Names
- Former name: Zuffenhausen Giants

Club details
- Founded: 2017
- Colours: Green Black Red Yellow
- Competition: AFLG
- Ground: Wilhelm-Braun-Sportpark, Feuerbach (capacity: 4,000)

Other information
- Official website: Official Website

= Stuttgart Giants =

German Australian rules football club

The Stuttgart Giants are an Australian rules football club based in the Stuttgart-Feuerbach neighborhood of Stuttgart and currently compete in the Australian Football League of Germany (AFLG). The club has both a men's and women's team. As of 2023, the club trains and plays its home matches at the Wilhelm-Braun-Sportpark in Stuttgart-Feuerbach. Their training sessions are open for all to join.

==History==
The Stuttgart Giants formed in 2017 by the merger of two AFLG clubs from Baden-Württemberg, the Stuttgart Emus and Freiburg Taipans.

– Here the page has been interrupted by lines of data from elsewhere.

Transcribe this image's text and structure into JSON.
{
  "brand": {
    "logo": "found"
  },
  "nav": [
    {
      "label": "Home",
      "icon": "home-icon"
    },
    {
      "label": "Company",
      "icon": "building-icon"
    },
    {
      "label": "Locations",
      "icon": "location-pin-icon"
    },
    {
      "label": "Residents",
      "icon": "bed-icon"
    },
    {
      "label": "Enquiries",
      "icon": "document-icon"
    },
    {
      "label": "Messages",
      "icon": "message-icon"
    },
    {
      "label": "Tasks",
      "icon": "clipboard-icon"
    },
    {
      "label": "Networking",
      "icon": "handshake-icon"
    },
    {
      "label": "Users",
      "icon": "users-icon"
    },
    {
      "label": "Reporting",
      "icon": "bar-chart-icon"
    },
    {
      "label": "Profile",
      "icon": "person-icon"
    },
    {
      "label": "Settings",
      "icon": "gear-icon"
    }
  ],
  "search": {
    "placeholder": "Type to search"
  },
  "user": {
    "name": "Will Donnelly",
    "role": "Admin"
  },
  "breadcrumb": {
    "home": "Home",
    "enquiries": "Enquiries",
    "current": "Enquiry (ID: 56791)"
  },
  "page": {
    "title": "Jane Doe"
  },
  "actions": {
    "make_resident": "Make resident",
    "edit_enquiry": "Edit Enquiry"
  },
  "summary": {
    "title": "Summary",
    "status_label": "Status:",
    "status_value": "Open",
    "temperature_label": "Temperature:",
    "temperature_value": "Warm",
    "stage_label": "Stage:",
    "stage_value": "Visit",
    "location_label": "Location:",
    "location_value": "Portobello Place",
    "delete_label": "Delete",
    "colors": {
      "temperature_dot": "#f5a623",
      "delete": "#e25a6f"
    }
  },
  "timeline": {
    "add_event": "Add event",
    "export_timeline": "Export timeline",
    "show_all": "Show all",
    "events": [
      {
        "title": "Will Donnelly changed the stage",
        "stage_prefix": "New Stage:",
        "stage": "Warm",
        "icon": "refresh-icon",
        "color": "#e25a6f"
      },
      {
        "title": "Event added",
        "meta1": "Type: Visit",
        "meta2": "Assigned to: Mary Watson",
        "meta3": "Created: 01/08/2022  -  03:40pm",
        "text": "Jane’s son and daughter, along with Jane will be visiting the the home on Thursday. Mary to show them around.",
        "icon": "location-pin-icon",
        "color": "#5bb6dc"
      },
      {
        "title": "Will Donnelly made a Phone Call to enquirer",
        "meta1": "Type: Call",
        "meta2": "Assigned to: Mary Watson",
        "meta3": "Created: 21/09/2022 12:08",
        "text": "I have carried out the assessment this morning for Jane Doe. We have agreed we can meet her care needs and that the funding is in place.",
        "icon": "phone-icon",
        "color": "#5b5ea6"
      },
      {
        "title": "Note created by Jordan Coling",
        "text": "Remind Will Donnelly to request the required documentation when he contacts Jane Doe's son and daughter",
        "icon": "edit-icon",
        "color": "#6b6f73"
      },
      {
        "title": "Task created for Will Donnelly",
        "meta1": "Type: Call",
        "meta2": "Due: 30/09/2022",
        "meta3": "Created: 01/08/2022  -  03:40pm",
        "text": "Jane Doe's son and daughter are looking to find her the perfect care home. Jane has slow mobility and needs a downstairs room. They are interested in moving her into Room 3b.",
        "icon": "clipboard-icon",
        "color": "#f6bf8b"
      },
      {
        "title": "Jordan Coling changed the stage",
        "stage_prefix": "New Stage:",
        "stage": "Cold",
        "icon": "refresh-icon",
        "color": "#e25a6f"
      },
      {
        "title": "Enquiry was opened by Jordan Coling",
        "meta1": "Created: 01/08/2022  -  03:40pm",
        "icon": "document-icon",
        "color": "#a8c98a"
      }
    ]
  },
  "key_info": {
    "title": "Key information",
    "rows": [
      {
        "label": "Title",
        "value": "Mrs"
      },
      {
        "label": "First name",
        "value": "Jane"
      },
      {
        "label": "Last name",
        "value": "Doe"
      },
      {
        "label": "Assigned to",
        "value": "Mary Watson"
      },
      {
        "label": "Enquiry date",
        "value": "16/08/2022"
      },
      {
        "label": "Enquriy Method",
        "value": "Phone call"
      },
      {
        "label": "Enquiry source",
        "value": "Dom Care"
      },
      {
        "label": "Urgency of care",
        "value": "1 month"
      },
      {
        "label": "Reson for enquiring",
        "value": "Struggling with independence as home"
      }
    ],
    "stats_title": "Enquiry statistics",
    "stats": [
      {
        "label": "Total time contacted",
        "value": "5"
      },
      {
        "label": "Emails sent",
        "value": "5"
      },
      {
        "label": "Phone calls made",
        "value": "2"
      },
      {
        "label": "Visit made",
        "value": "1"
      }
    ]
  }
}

The club began playing in the AFLG in 2018. From 2019 the club was a department of the SSV Zuffenhausen and in 2023 they switched to the Sportvereinigung Feuerbach 1883 e.V.

==Grounds==
The club's trainings grounds are located in Wilhelm-Braun-Sportpark in Stuttgart-Feuerbach. Home matches were previously played at the Eberhard-Bauer-Stadion in nearby Esslingen but are now exclusively held at the Wilhelm-Braun-Sportpark.

== National League ==
The Stuttgart Giants actively compete in the German national league. From April to October each year, they play against the other teams across Germany in a series of home and away games.

The Stuttgart Giants' women's team currently plays together with the Heidelberg Knights and Frankfurt Redbacks women's teams as the 'Southern Giants'.